Something Wonderful: Rodgers and Hammerstein’s Broadway Revolution by Todd S. Purdum … If you don’t care about the Great American Songbook or American music in general, if you’re not curious about how books become dimensional stage shows then you won’t like this. Still, it’s filled with fun facts and I loved it. The musical Oklahoma won the Pulitzer Prize and ran on Broadway for 2,212 performances -that’s five years and nine weeks. And one more, Richard Rodgers wrote over 900 songs and in at least one estimation, he is the most-played composer of any kind of ever.

Factfulness: Ten Reasons We’re Wrong About the World – and Why Things Are Better Than You Think by Hans Rosling … This book will make you smarter. The story goes like this, almost everyone on Earth has an overdramatic worldview, that is, almost all people think the world is more frightening, more violent and more hopeless – in short, more dramatic -than it really is. In the book, the author uses indisputable facts and charts and statistics to prove his theory and it’s brilliant. Society, on a grand scale, is ignorant of the facts; one example, only nine percent of the world lives in a “low-income” countries but, on average, people believe that fifty-nine percent of the world’s population lives in these countries.
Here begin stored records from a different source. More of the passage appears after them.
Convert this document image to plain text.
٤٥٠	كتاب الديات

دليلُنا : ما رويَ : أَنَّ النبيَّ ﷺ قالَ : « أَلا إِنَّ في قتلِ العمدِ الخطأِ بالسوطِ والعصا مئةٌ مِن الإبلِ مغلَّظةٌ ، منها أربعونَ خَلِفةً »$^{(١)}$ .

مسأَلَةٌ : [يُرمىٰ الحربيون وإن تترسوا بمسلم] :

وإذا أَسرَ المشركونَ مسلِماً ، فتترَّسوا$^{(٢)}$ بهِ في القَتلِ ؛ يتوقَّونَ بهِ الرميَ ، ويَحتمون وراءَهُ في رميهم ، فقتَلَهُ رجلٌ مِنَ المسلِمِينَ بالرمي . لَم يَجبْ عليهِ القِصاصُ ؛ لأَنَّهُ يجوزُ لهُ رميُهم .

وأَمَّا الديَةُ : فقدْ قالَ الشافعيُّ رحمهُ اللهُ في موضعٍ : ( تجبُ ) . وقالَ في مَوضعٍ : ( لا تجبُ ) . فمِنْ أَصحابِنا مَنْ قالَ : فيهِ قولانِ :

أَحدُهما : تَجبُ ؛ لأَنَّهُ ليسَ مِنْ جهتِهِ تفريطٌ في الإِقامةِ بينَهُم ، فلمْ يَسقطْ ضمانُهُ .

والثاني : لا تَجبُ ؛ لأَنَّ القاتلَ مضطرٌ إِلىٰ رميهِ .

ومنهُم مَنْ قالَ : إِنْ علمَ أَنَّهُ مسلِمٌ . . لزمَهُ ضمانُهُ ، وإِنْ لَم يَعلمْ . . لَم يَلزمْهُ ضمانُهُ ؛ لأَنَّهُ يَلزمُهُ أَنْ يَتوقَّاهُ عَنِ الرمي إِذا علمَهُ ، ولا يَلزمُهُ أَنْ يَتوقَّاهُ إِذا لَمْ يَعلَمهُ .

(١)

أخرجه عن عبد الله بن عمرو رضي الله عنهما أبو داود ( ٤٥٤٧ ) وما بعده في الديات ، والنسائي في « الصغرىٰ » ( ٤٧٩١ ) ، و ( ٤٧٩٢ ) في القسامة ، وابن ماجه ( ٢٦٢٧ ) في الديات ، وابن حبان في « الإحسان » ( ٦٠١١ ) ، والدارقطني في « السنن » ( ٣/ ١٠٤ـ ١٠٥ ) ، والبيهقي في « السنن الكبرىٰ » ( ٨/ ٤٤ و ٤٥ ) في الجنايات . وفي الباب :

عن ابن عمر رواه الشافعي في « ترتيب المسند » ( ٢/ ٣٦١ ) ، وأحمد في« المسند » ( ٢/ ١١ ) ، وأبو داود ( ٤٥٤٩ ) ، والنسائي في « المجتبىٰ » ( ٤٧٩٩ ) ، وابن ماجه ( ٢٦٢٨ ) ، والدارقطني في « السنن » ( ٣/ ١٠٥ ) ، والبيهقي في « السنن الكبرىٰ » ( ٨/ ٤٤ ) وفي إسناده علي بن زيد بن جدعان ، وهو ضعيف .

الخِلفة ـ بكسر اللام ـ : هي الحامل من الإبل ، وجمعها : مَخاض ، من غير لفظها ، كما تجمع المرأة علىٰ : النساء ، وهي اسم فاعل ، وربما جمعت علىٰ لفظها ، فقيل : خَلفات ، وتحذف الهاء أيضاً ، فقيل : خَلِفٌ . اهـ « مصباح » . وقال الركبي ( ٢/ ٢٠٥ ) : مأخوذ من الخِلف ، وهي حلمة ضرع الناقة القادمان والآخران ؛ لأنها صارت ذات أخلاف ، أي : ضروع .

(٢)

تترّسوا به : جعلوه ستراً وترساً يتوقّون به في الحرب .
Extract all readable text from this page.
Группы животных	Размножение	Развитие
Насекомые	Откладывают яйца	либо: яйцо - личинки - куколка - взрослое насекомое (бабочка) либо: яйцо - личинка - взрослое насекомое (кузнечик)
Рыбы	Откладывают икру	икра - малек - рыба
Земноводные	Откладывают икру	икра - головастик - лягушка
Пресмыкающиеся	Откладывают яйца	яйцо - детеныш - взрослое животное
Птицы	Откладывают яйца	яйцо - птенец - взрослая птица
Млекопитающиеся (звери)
Dreaming the Beatles: The Love Story of One Band and the Whole World by Bob Sheffield … Maybe the most fun Beatles book I ever read. Fab in almost every way. The author is funny and opinionated and uses Beatles song lyrics, bits of them, in clever ways and in clever spots along the way. He states his completely subjective opinion as fact – and I like that. He’s having fun at the Beatles expense and the pure joy he resonates by simply being in the Beatles’ presence, at talking and thinking of them, is the joy we all get by dreaming of the Beatles … it’s pure enjoyment and a cool accomplishment.

If you get desperate for something to read, on my blog (www.thewritemacke.com), if you scroll all the way down, it shows what I’m reading and provides a path to my book reviews on www.goodreads.com.

I’d hate to see any of you have to turn to the Billboard Music Awards for mental stimulation.